Christopher A. Sarlo is a professor of economics at Nipissing University and senior fellow with the Fraser Institute.
Much has been written about income inequality. You can hardly find a media outlet that has not dealt with the subject recently. In December, 2013, U.S. President Barack Obama called his country's growing income gap "the defining challenge of our time."
Whether the income gap is a problem or a challenge is something for another time. However, the question of whether the income gap is growing, at least in Canada, is something I wish to address here.
In a new study for the Fraser Institute, my colleagues and I examine the measurement of income inequality and how changes in the definition of income or the definition of the income recipient can have a major impact on the results. Indeed – and this is a principal finding of the study – we find that after-tax income inequality for individuals has actually declined over the past three decades for which we have publicly available data.
It is important to explain why differences in income definition and in income recipient matters. A great many studies of income inequality focus on "earnings" – the wages and salaries that employed people receive and any net income from small business (non-corporate) enterprises. The problem with earnings is that today we have proportionately more people with zero earnings than was the case three decades ago.
Despite the fact there are more two-earner families, we also have more seniors with no earnings, more students living on their own (with no earnings) and more government transfer (i.e. welfare) recipients with little or no earnings. The more people with zero earnings, the greater the measured level of inequality. As well, the more million-dollar earners (business, sports and entertainment superstars), the greater the measured inequality.
All of this has happened, so we are not surprised to see greater earnings inequality. From 1982 to 2010, earnings inequality rose by 24 per cent using the widely known Gini coefficient as our indicator of inequality.
Further, families are smaller than they were three decades ago and this means, on average, there are fewer people with which to share family income. So, if we define income as after-tax income and then adjust for family size, we get a different picture. The income inequality of economic families has increased by just 10 per cent over the past three decades. And, if we look at individuals (any adult with any income at all) and their after-tax (or disposable) income, we show that inequality has actually declined by 4 per cent over the past three decades, again, using the Gini indicator.

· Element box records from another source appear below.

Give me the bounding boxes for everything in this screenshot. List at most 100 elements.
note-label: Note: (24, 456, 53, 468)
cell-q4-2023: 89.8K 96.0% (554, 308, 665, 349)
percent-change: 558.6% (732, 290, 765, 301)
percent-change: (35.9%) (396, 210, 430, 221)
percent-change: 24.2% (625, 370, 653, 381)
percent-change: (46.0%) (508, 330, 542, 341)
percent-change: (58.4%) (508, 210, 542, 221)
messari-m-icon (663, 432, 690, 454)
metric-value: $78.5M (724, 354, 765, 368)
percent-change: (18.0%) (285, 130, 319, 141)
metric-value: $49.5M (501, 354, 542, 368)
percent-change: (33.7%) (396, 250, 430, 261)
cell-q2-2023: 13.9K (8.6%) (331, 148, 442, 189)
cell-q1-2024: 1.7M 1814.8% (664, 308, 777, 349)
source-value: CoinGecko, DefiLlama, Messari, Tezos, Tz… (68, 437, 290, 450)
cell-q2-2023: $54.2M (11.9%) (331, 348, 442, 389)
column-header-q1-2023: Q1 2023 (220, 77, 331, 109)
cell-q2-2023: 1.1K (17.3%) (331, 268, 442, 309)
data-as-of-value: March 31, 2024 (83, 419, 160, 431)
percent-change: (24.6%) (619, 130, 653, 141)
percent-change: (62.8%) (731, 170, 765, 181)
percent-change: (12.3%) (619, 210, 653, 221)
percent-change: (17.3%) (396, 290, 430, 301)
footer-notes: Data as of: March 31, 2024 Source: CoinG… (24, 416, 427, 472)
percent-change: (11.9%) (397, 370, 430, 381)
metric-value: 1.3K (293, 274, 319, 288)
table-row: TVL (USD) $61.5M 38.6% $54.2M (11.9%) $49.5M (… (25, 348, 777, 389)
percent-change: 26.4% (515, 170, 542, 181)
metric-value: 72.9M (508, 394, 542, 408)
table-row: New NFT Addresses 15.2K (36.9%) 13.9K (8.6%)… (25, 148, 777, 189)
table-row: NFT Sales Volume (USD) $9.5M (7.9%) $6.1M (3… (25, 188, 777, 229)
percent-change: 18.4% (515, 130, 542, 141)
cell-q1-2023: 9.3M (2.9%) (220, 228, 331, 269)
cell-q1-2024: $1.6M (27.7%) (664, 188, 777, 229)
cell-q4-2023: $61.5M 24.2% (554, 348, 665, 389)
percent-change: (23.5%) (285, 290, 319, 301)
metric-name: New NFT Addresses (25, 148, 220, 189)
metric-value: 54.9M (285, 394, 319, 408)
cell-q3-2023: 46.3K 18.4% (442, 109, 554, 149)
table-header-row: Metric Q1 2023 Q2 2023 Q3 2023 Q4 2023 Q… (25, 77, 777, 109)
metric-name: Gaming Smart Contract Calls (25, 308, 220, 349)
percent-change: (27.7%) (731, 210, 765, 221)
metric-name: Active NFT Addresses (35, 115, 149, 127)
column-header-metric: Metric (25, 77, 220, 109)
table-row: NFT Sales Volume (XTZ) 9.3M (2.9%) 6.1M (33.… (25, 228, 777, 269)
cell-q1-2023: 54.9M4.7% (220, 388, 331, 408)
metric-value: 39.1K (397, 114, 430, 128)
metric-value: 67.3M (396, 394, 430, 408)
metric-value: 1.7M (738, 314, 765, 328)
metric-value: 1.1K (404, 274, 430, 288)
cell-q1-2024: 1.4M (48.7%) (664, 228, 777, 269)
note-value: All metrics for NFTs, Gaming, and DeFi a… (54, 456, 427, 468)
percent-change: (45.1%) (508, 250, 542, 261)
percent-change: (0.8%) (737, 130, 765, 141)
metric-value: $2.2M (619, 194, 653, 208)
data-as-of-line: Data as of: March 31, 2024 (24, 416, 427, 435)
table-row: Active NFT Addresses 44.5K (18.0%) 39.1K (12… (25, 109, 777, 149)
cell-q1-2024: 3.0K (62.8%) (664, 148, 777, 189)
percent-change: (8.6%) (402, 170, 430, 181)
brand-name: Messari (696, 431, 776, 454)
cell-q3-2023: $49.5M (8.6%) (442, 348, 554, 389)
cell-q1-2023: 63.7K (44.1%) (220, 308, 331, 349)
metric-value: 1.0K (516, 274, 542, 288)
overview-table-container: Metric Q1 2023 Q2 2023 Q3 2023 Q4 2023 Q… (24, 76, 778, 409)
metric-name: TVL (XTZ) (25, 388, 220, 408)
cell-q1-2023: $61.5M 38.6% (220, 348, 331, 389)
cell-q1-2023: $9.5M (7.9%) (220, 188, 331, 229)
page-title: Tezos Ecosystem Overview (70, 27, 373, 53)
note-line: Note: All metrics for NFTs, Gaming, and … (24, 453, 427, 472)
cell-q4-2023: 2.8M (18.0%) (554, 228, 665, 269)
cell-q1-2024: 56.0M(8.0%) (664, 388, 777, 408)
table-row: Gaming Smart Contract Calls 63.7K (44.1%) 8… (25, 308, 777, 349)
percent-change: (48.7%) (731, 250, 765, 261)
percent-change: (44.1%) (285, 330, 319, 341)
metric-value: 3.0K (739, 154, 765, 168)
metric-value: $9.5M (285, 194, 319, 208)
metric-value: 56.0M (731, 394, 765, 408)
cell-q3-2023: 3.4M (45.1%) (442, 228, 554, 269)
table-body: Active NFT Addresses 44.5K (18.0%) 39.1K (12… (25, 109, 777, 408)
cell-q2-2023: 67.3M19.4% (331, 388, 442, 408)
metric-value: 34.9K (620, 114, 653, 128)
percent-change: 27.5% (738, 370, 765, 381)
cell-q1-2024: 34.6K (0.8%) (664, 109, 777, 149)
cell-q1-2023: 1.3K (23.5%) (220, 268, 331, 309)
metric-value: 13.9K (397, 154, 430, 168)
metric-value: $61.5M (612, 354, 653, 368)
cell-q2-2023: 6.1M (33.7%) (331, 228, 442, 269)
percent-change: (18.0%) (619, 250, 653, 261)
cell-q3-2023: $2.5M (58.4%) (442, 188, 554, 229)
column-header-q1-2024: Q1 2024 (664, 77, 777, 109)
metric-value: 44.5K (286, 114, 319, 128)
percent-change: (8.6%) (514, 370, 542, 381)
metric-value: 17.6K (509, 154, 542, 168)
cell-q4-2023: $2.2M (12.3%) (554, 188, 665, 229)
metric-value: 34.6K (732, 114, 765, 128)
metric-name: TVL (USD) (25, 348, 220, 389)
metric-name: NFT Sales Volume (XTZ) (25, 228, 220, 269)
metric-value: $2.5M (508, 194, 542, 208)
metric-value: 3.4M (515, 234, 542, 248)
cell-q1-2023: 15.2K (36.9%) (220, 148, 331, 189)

These findings have several implications: First, they show that inequality measurements are quite sensitive to the choice of income recipient and the choice of income definition. Second, they show that looking at individuals rather than families, we find that income inequality has, in fact, declined a bit since the early 1980s – a result confirmed using U.S. data.
Finally, these results suggest that caution is advisable when we look at studies of income inequality. Dramatic differences can be obtained if we change our initial definitions and indicators.
Income inequality is a very complex matter. Substantial social and economic changes have happened over the past few decades and it would be surprising if measured inequality was not impacted as well. The fact, however, is that it has not increased very much – if we look at economic families – or at all, if we look at individual incomes.
Of course, income inequality is not the best measure of how the living standards of Canadians changes. For that, we use the goods and services that people actually consume, which will be the subject of a future Fraser Institute inequality study.